C.C. A big shift that he’s seen in recent years is that some shows are now made only for quality, not just ratings. Some networks want a show that delivers high quality content so it gives them a sense of prestige or artistic cache.
M.A.: There are just not enough good roles in film for serious actors, so they are coming to TV. Especially women.
J.K.: They cast Orange out of New York, which she says gave them a lot of fresh faces to choose from, and the resulting cast was “an embarrassment of riches.”
C.C.: When it comes to casting actors, “the winner takes it.” In other words, the influx of overseas actors to American productions has to do with who is the best actor in the room, not a trend.
On shooting outside Los Angeles…
J.K.: Runaway production breaks her heart. California is making a huge mistake by not offering tax incentives to productions, and losing so many jobs. She wanted to shoot Orange in the same studio in L.A. with the same crew as “Weeds,” but “you just can’t beat a 35% below the line tax break.”
On pilot season versus going straight to series…
J.K.: The pilot process is so wasteful. It was awesome to go straight to series. If they believe in a show, they should just buy it.
C.C.: Pilot process is flawed because making a pilot is not directly connected to series longevity. They are completely different animals, so the idea that by making a pilot the network knows better what they are buying is not accurate.
On using Twitter and Social Media…
C.C.: He is the only one on the panel with a Twitter account [@carltoncuse]. When asked about the Twitterverse and “Lost,” he actually doesn’t talk much about the show on Twitter and says that most people have expressed positive reaction to him in regards to the controversial “Lost” finale.
MA.: “Social Media feels like noise. It’s hard enough to keep your head down, do the work, and put out a great show.” Tweeting is just “beside the point,” it’s not the work. But, with that said, it is a part of the process now so she’s grateful that Sony has a team in place to handle the social media side and they are experts at it.

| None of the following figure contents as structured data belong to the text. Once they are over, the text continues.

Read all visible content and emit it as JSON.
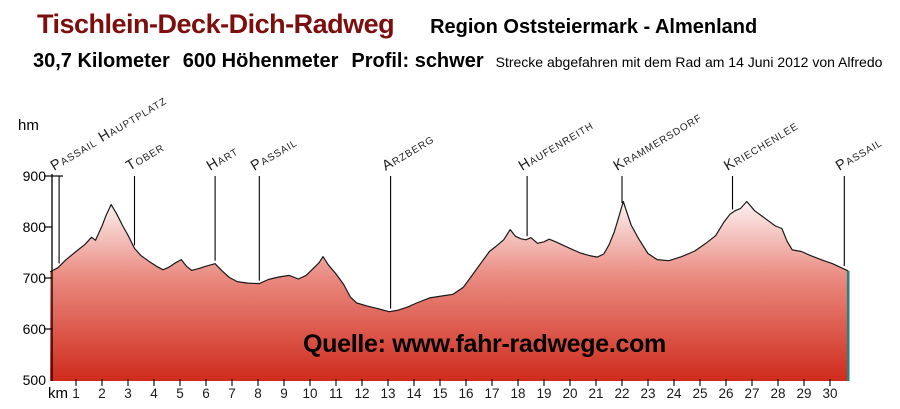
{
  "header": {
    "title": "Tischlein-Deck-Dich-Radweg",
    "region": "Region Oststeiermark - Almenland",
    "stats": {
      "distance": "30,7 Kilometer",
      "elevation_gain": "600 Höhenmeter",
      "difficulty": "Profil: schwer"
    },
    "note": "Strecke abgefahren mit dem Rad am 14 Juni 2012 von Alfredo"
  },
  "watermark": "Quelle: www.fahr-radwege.com",
  "colors": {
    "title_red": "#7d0e0e",
    "fill_top": "#ffffff",
    "fill_mid": "#ea8a80",
    "fill_bottom": "#cf2b1c",
    "outline": "#1a1a1a",
    "end_line_teal": "#2e8080",
    "axis": "#000000"
  },
  "chart_data": {
    "type": "area",
    "xlabel": "km",
    "ylabel": "hm",
    "xlim": [
      0,
      30.7
    ],
    "ylim": [
      500,
      900
    ],
    "x_ticks": [
      1,
      2,
      3,
      4,
      5,
      6,
      7,
      8,
      9,
      10,
      11,
      12,
      13,
      14,
      15,
      16,
      17,
      18,
      19,
      20,
      21,
      22,
      23,
      24,
      25,
      26,
      27,
      28,
      29,
      30
    ],
    "y_ticks": [
      900,
      800,
      700,
      600,
      500
    ],
    "profile_km_hm": [
      [
        0,
        712
      ],
      [
        0.3,
        720
      ],
      [
        0.6,
        735
      ],
      [
        1.0,
        752
      ],
      [
        1.35,
        766
      ],
      [
        1.6,
        780
      ],
      [
        1.75,
        774
      ],
      [
        2.0,
        802
      ],
      [
        2.15,
        822
      ],
      [
        2.35,
        844
      ],
      [
        2.55,
        827
      ],
      [
        2.8,
        802
      ],
      [
        3.0,
        784
      ],
      [
        3.25,
        758
      ],
      [
        3.5,
        744
      ],
      [
        3.8,
        733
      ],
      [
        4.1,
        723
      ],
      [
        4.35,
        716
      ],
      [
        4.6,
        722
      ],
      [
        4.8,
        729
      ],
      [
        5.05,
        736
      ],
      [
        5.25,
        723
      ],
      [
        5.45,
        715
      ],
      [
        5.75,
        719
      ],
      [
        6.05,
        724
      ],
      [
        6.35,
        728
      ],
      [
        6.6,
        715
      ],
      [
        6.9,
        701
      ],
      [
        7.2,
        693
      ],
      [
        7.6,
        690
      ],
      [
        8.05,
        689
      ],
      [
        8.4,
        697
      ],
      [
        8.8,
        702
      ],
      [
        9.2,
        705
      ],
      [
        9.55,
        698
      ],
      [
        9.85,
        705
      ],
      [
        10.15,
        720
      ],
      [
        10.35,
        730
      ],
      [
        10.5,
        742
      ],
      [
        10.7,
        726
      ],
      [
        11.0,
        708
      ],
      [
        11.3,
        687
      ],
      [
        11.55,
        663
      ],
      [
        11.8,
        651
      ],
      [
        12.2,
        645
      ],
      [
        12.6,
        640
      ],
      [
        13.05,
        634
      ],
      [
        13.4,
        637
      ],
      [
        13.75,
        643
      ],
      [
        14.1,
        651
      ],
      [
        14.6,
        661
      ],
      [
        15.1,
        665
      ],
      [
        15.5,
        668
      ],
      [
        15.9,
        682
      ],
      [
        16.2,
        703
      ],
      [
        16.6,
        731
      ],
      [
        16.9,
        752
      ],
      [
        17.15,
        762
      ],
      [
        17.45,
        775
      ],
      [
        17.7,
        795
      ],
      [
        17.9,
        782
      ],
      [
        18.1,
        777
      ],
      [
        18.3,
        775
      ],
      [
        18.5,
        779
      ],
      [
        18.75,
        768
      ],
      [
        19.0,
        771
      ],
      [
        19.2,
        776
      ],
      [
        19.45,
        771
      ],
      [
        19.7,
        765
      ],
      [
        20.0,
        758
      ],
      [
        20.4,
        749
      ],
      [
        20.75,
        744
      ],
      [
        21.05,
        741
      ],
      [
        21.3,
        747
      ],
      [
        21.5,
        765
      ],
      [
        21.7,
        790
      ],
      [
        21.85,
        815
      ],
      [
        22.05,
        850
      ],
      [
        22.35,
        804
      ],
      [
        22.65,
        776
      ],
      [
        23.0,
        748
      ],
      [
        23.35,
        736
      ],
      [
        23.8,
        734
      ],
      [
        24.3,
        742
      ],
      [
        24.8,
        753
      ],
      [
        25.2,
        767
      ],
      [
        25.6,
        783
      ],
      [
        25.9,
        808
      ],
      [
        26.15,
        825
      ],
      [
        26.35,
        832
      ],
      [
        26.55,
        836
      ],
      [
        26.8,
        850
      ],
      [
        27.1,
        832
      ],
      [
        27.5,
        817
      ],
      [
        27.9,
        802
      ],
      [
        28.15,
        797
      ],
      [
        28.35,
        772
      ],
      [
        28.55,
        755
      ],
      [
        28.9,
        752
      ],
      [
        29.3,
        743
      ],
      [
        29.7,
        735
      ],
      [
        30.1,
        728
      ],
      [
        30.4,
        721
      ],
      [
        30.7,
        714
      ]
    ],
    "markers": [
      {
        "label": "Passail Hauptplatz",
        "km": 0.35
      },
      {
        "label": "Tober",
        "km": 3.25
      },
      {
        "label": "Hart",
        "km": 6.35
      },
      {
        "label": "Passail",
        "km": 8.05
      },
      {
        "label": "Arzberg",
        "km": 13.1
      },
      {
        "label": "Haufenreith",
        "km": 18.35
      },
      {
        "label": "Krammersdorf",
        "km": 22.0
      },
      {
        "label": "Kriechenlee",
        "km": 26.25
      },
      {
        "label": "Passail",
        "km": 30.55
      }
    ]
  }
}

J.K.: “It’s too much, I have work to do. And I feel that it contributes to the culture of giving your work away for free. Everyone on the internet thinks that everything should be free.”
On viewing habits…
J.K.: For the first season they didn’t think about viewing habits, but for the second season they have. She realized that she could ‘save’ characters, take them out of the story for an hour, because viewers can binge-watch a bunch of episodes in a row on Netflix. So they don’t have to wait a week to see their favorite character again like on traditional TV, they just have to wait an hour. But she misses the water cooler effect of talking about a show the morning after it aired. A friend told her to think of her Netflix series more like a book, where you put it out there and people discover it at different times, and it’s always around for fans to re-visit.
M.A.: Doesn’t binge-watch, she likes the weekly ritual of ‘live’ viewing. Does not have time for a 13-hour viewing marathon.

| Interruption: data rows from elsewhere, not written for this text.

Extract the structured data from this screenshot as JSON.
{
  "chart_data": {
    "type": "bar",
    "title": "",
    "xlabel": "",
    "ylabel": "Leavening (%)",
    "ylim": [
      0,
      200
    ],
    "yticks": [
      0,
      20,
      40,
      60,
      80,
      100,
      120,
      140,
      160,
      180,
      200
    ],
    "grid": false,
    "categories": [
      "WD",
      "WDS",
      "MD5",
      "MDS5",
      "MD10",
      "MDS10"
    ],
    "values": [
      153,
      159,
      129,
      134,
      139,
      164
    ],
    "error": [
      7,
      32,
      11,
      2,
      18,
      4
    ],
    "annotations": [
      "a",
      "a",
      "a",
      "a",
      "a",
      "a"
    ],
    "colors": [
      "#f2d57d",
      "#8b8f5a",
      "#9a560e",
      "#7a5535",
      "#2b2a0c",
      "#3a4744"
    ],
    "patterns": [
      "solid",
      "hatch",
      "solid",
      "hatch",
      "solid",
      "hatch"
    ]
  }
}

C.C.: His upcoming show is “The Strain” on FX, an adaptation of the supernatural book trilogy written by Guillermo Del Toro and Chuck Hogan. Cuse liked that it upended the vampire genre, avoiding all of the cliches of films like Twilight or shows like “The Vampire Diaries.”

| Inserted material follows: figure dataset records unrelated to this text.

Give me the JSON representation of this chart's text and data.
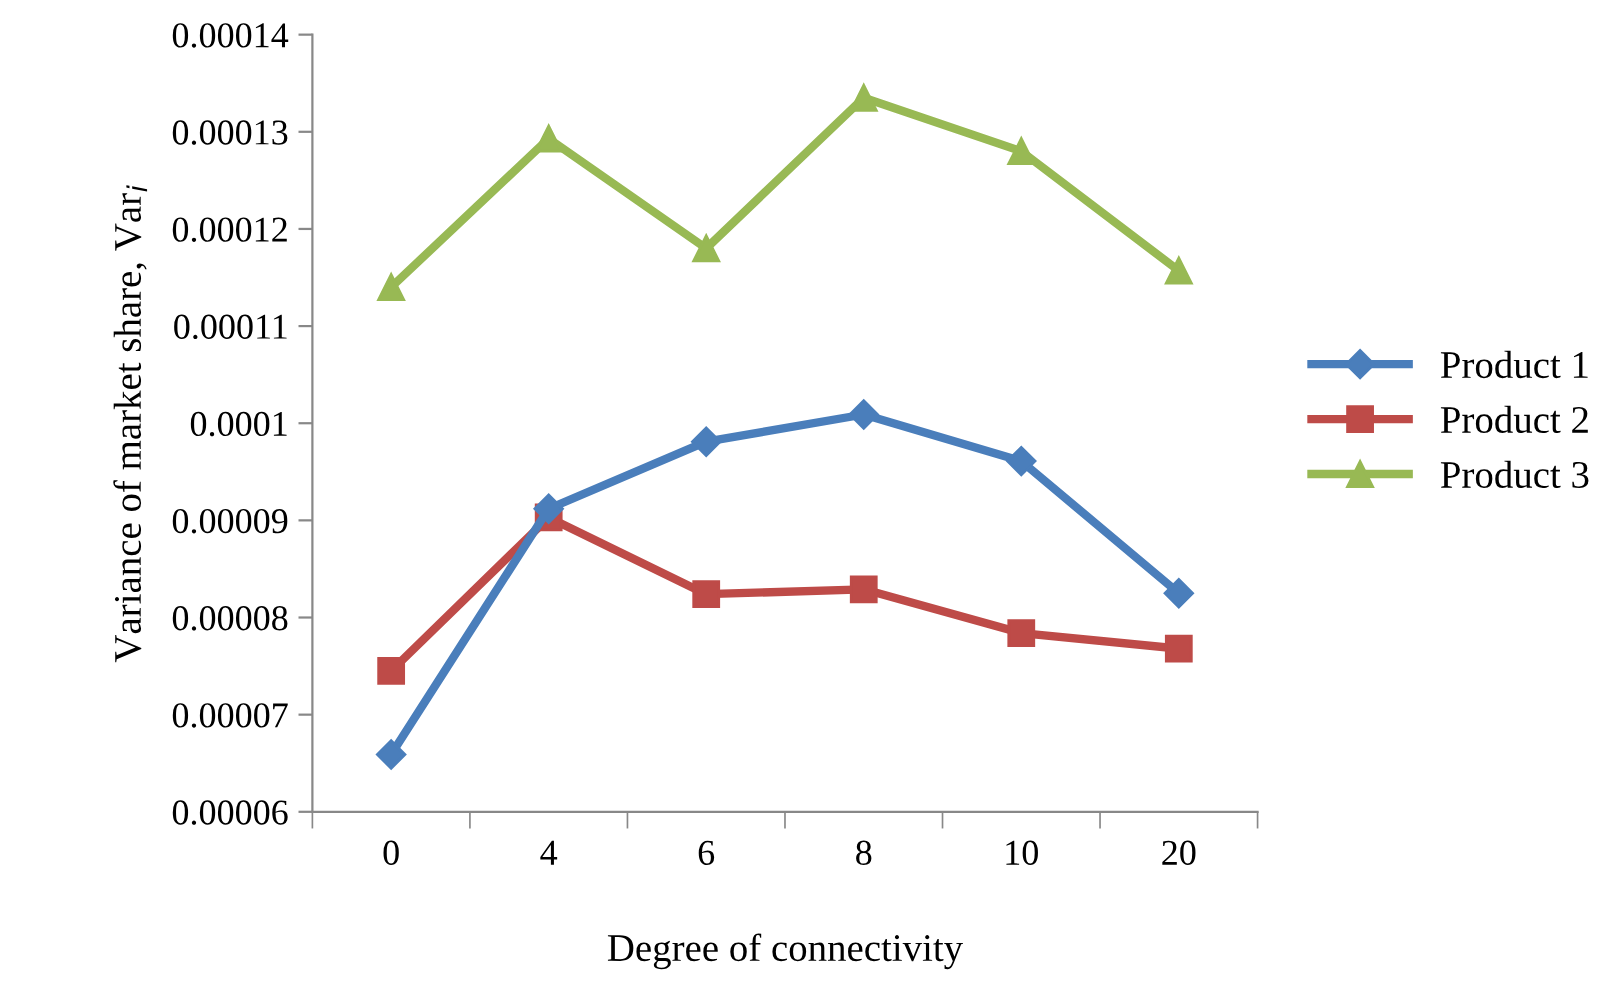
{
  "chart_data": {
    "type": "line",
    "xlabel": "Degree of connectivity",
    "ylabel": "Variance of market share, Var$_{i}$",
    "categories": [
      "0",
      "4",
      "6",
      "8",
      "10",
      "20"
    ],
    "series": [
      {
        "name": "Product 1",
        "color": "#4a7ebb",
        "marker": "diamond",
        "values": [
          6.59e-05,
          9.12e-05,
          9.81e-05,
          0.0001009,
          9.61e-05,
          8.25e-05
        ]
      },
      {
        "name": "Product 2",
        "color": "#be4b48",
        "marker": "square",
        "values": [
          7.45e-05,
          9.03e-05,
          8.24e-05,
          8.29e-05,
          7.84e-05,
          7.68e-05
        ]
      },
      {
        "name": "Product 3",
        "color": "#98b954",
        "marker": "triangle",
        "values": [
          0.000114,
          0.0001293,
          0.000118,
          0.0001335,
          0.000128,
          0.0001157
        ]
      }
    ],
    "ylim": [
      6e-05,
      0.00014
    ],
    "yticks": [
      {
        "value": 6e-05,
        "label": "0.00006"
      },
      {
        "value": 7e-05,
        "label": "0.00007"
      },
      {
        "value": 8e-05,
        "label": "0.00008"
      },
      {
        "value": 9e-05,
        "label": "0.00009"
      },
      {
        "value": 0.0001,
        "label": "0.0001"
      },
      {
        "value": 0.00011,
        "label": "0.00011"
      },
      {
        "value": 0.00012,
        "label": "0.00012"
      },
      {
        "value": 0.00013,
        "label": "0.00013"
      },
      {
        "value": 0.00014,
        "label": "0.00014"
      }
    ],
    "grid": false,
    "legend": "right"
  }
}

M.A.: Her goal with “Masters of Sex” is to make each season very different from the one before. With so much life history of Masters and Johnson to draw from, she knew early on that this would be possible, and could hold the audience’s interest for a long run.
J.K.: She is responding to the audience’s “favorites,” thus Season Two of “Orange is the New Black” will consist entirely of “dance parties, pie throwing and urination!”
Thank you to the HRTS and the panelists for a great event. If you need me, I’ll be hanging by the pool at the Beverly Hilton.